MNP Ltd.’s Licensed Insolvency Trustees are licensed with the Office of the Superintendent of Bankruptcy Canada, a division of the Canadian Ministry of Innovation, Science and Economic Development and participate in various committees, marking centres and education components with the Canadian Association of Insolvency and Restructuring Professionals (CAIRP). Trustees have also sat on exam panels and had active roles as presidents and chairs of various provincial bodies and the national body of CAIRP.

===MNP Corporate Finance Inc.===
MNP Corporate Finance Inc. is a subsidiary of MNP LLP which offers investment banking and corporate finance services to Canadian businesses in the mid-market sector, with typical transaction value range between $3 million and $300 million. Services offered by MNPCF include: divestitures (sell-side M&A), acquisitions (buy-side M&A), financing (capital raising), transaction advisory services, and due diligence.

===MNP and Praxity===
In 2010 MNP joined Praxity, a global alliance of independent professional services firms. Praxity is a not-for-profit entity under Belgian law with its headquarters in London, England. Praxity consists of 65 participating firms, with a combined staff of over 56,280+ employees and 4,240+ partners and annual combined revenues of US$6.96 billion.

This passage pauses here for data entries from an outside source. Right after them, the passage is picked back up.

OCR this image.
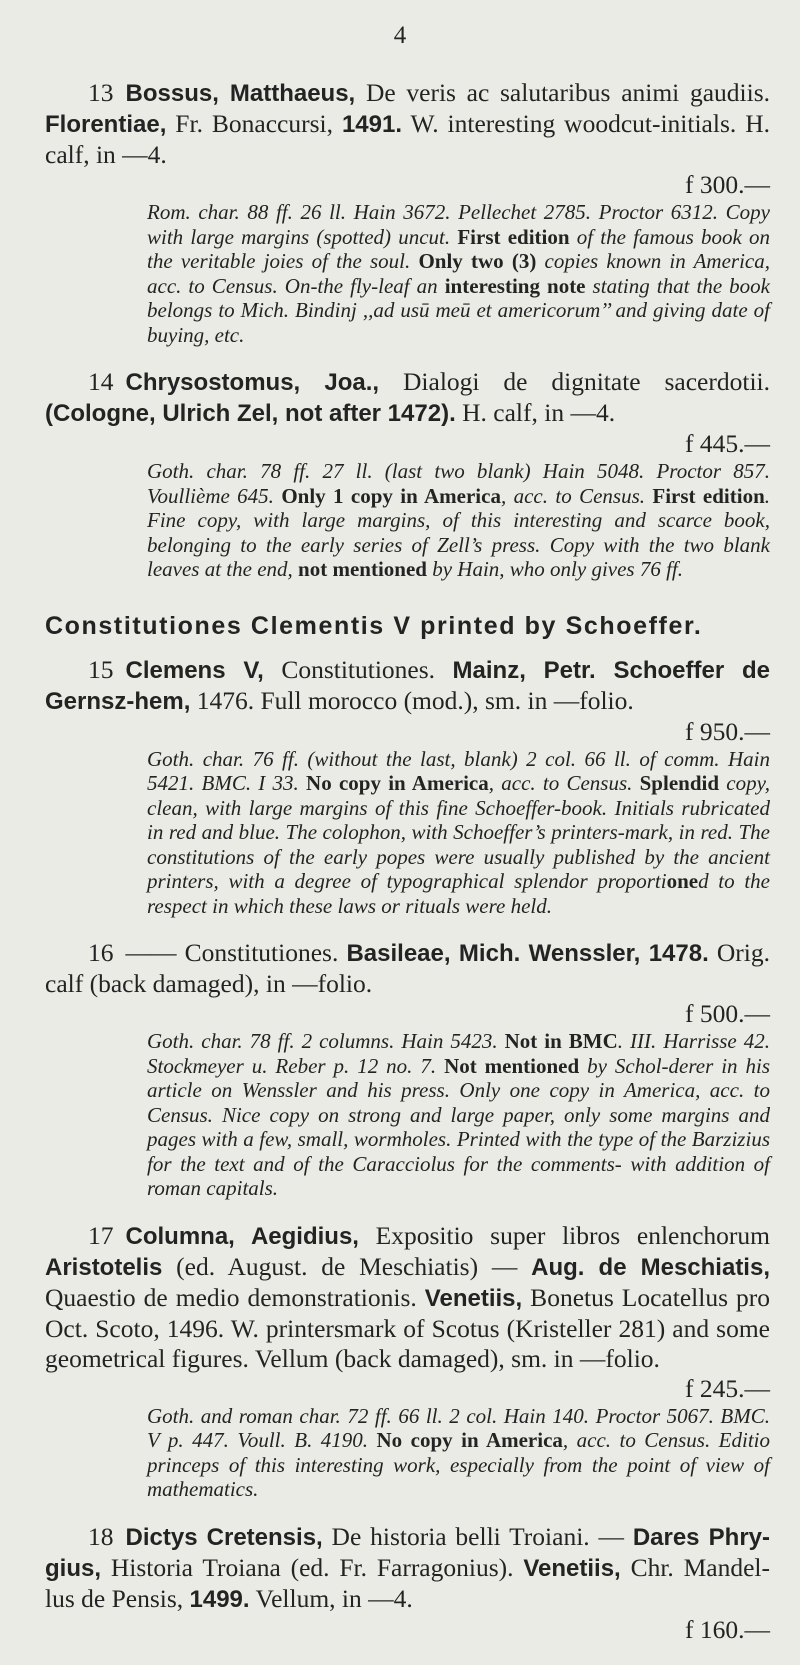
4
13 Bossus, Matthaeus, De veris ac salutaribus animi gaudiis. Florentiae, Fr. Bonaccursi, 1491. W. interesting woodcut-initials. H. calf, in —4.
f 300.—
Rom. char. 88 ff. 26 ll. Hain 3672. Pellechet 2785. Proctor 6312. Copy with large margins (spotted) uncut. First edition of the famous book on the veritable joies of the soul. Only two (3) copies known in America, acc. to Census. On-the fly-leaf an interesting note stating that the book belongs to Mich. Bindinj ,,ad usū meū et americorum’’ and giving date of buying, etc.
14 Chrysostomus, Joa., Dialogi de dignitate sacerdotii. (Cologne, Ulrich Zel, not after 1472). H. calf, in —4.
f 445.—
Goth. char. 78 ff. 27 ll. (last two blank) Hain 5048. Proctor 857. Voullième 645. Only 1 copy in America, acc. to Census. First edition. Fine copy, with large margins, of this interesting and scarce book, belonging to the early series of Zell’s press. Copy with the two blank leaves at the end, not mentioned by Hain, who only gives 76 ff.
Constitutiones Clementis V printed by Schoeffer.
15 Clemens V, Constitutiones. Mainz, Petr. Schoeffer de Gernsz-hem, 1476. Full morocco (mod.), sm. in —folio.
f 950.—
Goth. char. 76 ff. (without the last, blank) 2 col. 66 ll. of comm. Hain 5421. BMC. I 33. No copy in America, acc. to Census. Splendid copy, clean, with large margins of this fine Schoeffer-book. Initials rubricated in red and blue. The colophon, with Schoeffer’s printers-mark, in red. The constitutions of the early popes were usually published by the ancient printers, with a degree of typographical splendor proportioned to the respect in which these laws or rituals were held.
16 —— Constitutiones. Basileae, Mich. Wenssler, 1478. Orig. calf (back damaged), in —folio.
f 500.—
Goth. char. 78 ff. 2 columns. Hain 5423. Not in BMC. III. Harrisse 42. Stockmeyer u. Reber p. 12 no. 7. Not mentioned by Schol-derer in his article on Wenssler and his press. Only one copy in America, acc. to Census. Nice copy on strong and large paper, only some margins and pages with a few, small, wormholes. Printed with the type of the Barzizius for the text and of the Caracciolus for the comments- with addition of roman capitals.
17 Columna, Aegidius, Expositio super libros enlenchorum Aristotelis (ed. August. de Meschiatis) — Aug. de Meschiatis, Quaestio de medio demonstrationis. Venetiis, Bonetus Locatellus pro Oct. Scoto, 1496. W. printersmark of Scotus (Kristeller 281) and some geometrical figures. Vellum (back damaged), sm. in —folio.
f 245.—
Goth. and roman char. 72 ff. 66 ll. 2 col. Hain 140. Proctor 5067. BMC. V p. 447. Voull. B. 4190. No copy in America, acc. to Census. Editio princeps of this interesting work, especially from the point of view of mathematics.
18 Dictys Cretensis, De historia belli Troiani. — Dares Phry-gius, Historia Troiana (ed. Fr. Farragonius). Venetiis, Chr. Mandel-lus de Pensis, 1499. Vellum, in —4.
f 160.—
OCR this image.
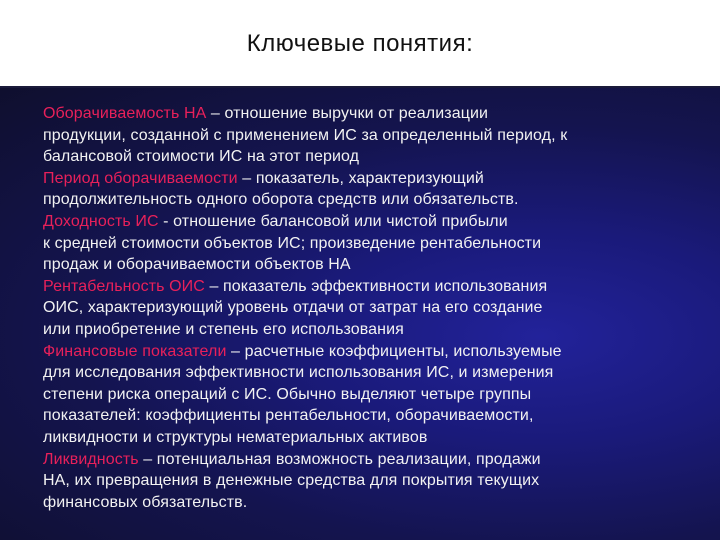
Ключевые понятия:
Оборачиваемость НА – отношение выручки от реализации
продукции, созданной с применением ИС за определенный период, к
балансовой стоимости ИС на этот период
Период оборачиваемости – показатель, характеризующий
продолжительность одного оборота средств или обязательств.
Доходность ИС - отношение балансовой или чистой прибыли
к средней стоимости объектов ИС; произведение рентабельности
продаж и оборачиваемости объектов НА
Рентабельность ОИС – показатель эффективности использования
ОИС, характеризующий уровень отдачи от затрат на его создание
или приобретение и степень его использования
Финансовые показатели – расчетные коэффициенты, используемые
для исследования эффективности использования ИС, и измерения
степени риска операций с ИС. Обычно выделяют четыре группы
показателей: коэффициенты рентабельности, оборачиваемости,
ликвидности и структуры нематериальных активов
Ликвидность – потенциальная возможность реализации, продажи
НА, их превращения в денежные средства для покрытия текущих
финансовых обязательств.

Praxity firms have the capability, resource and scale to support clients ranging from small ambitious businesses to established global, listed organizations.

==Sports sponsorships==
In the spring of 2022, MNP obtained the naming rights to the MNP Community & Sport Centre in Calgary.

==BC carbon tax grant investigation==

On 8 April 2024, British Columbia Minister of Energy, Mines and Low Carbon Innovation, Josie Osborne, ordered an investigation into MNP's administration of two grant programs funded through the British Columbia Carbon Tax. This followed allegations that MNP had offered grant-writing services for programs it administered, in return for a 20% success fee. On 8 August 2024, the Auditor General of British Columbia released the investigation results and found no evidence of conflict of interest.